下了船,一群白衣士子們,沿著水路進了蓮花林。

時因雨後,天空中竟蕩漾著春天般的陽光,但泛出竹葉色的流水狀的玉青,清淨又溫婉,儼然還飄忽著諸天的霓雲,似裏面正飛來飛去著人看不大見的青鳥,依雲氣而動,若凝神諦聽,方聞得她扶搖直往上元的化音,所以當步入蓮花林,大家頓覺神清氣爽,走在前面的幾個禁不住樂得手之舞之、足之踏之的舞蹈起來。

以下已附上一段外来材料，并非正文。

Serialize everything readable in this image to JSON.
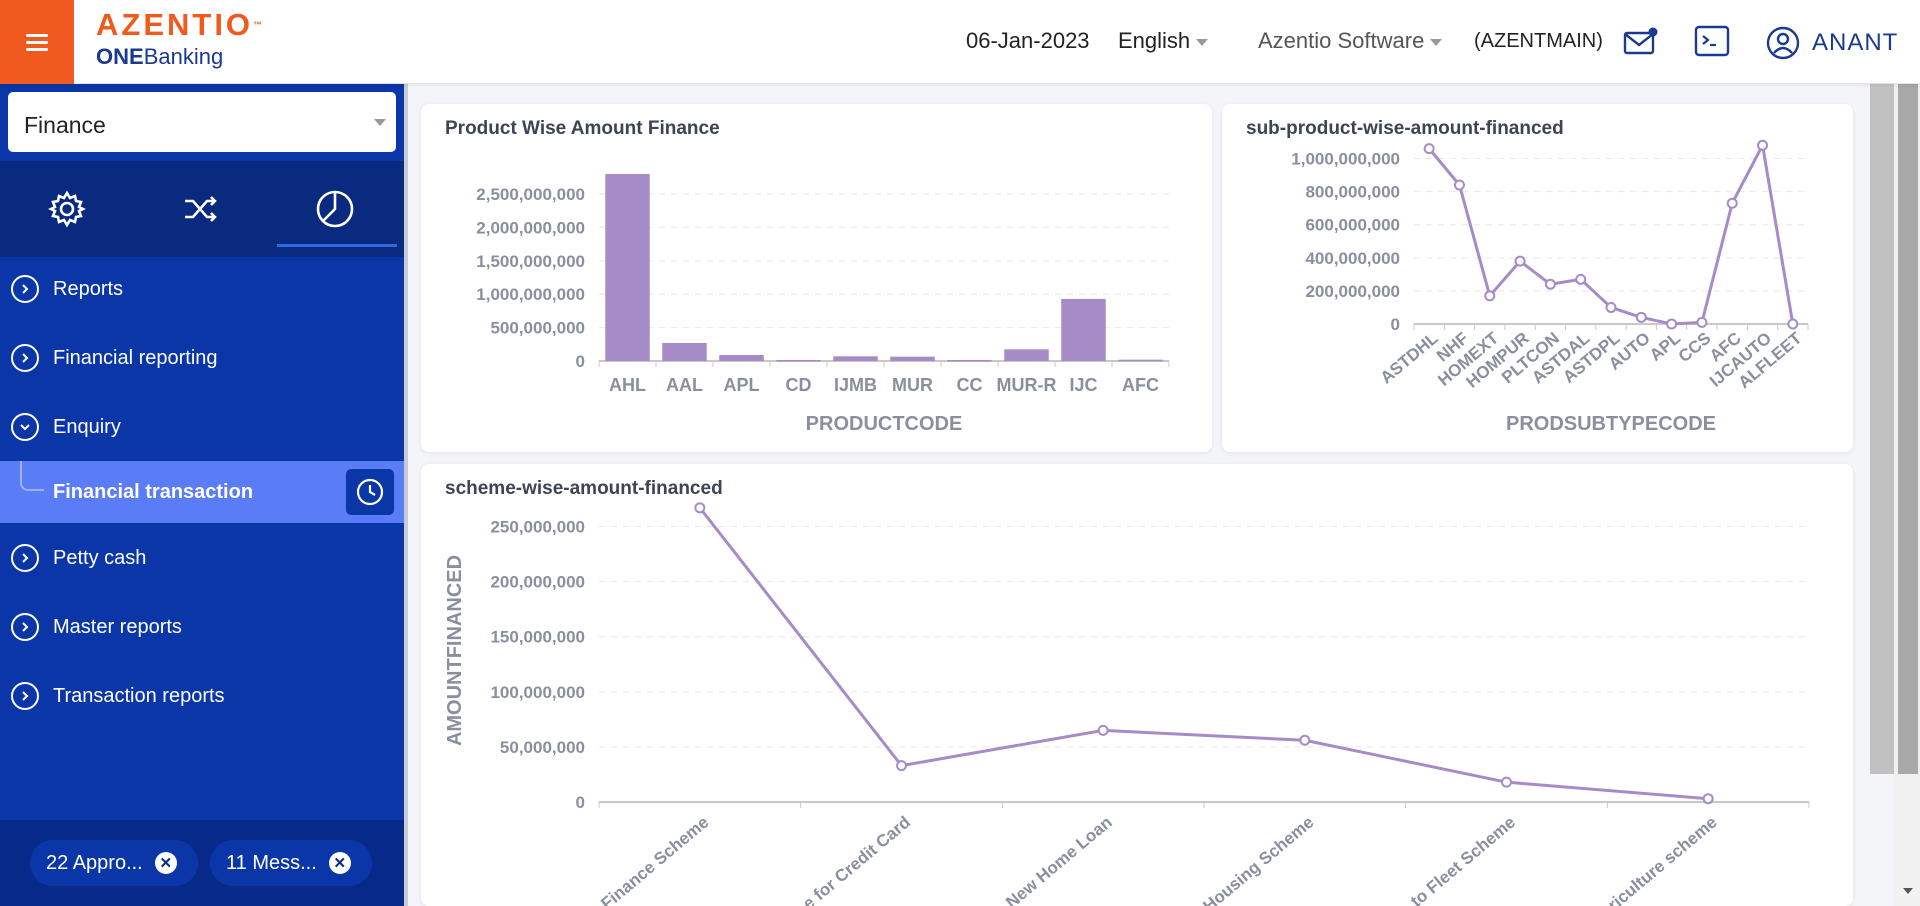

此刻水邊的蓮花,猗猗朵朵修長而曼衍,望去不知涯岸,各以寶姿,妙現真儀,有的花冠純白,青葉翻捲,有的赤菂丹葩,燃落朝霞,大觀種種,真不一而足,有的正是處子情懷,開在勝時,有的雖已美人遲暮,仍是烏髻半解的猶餘海棠春睡之態,加上吹上那徐徐南薰之風,更遺世獨立,讓這一群士子俱以為得南華夢意,不徒只以神仙為慕事了。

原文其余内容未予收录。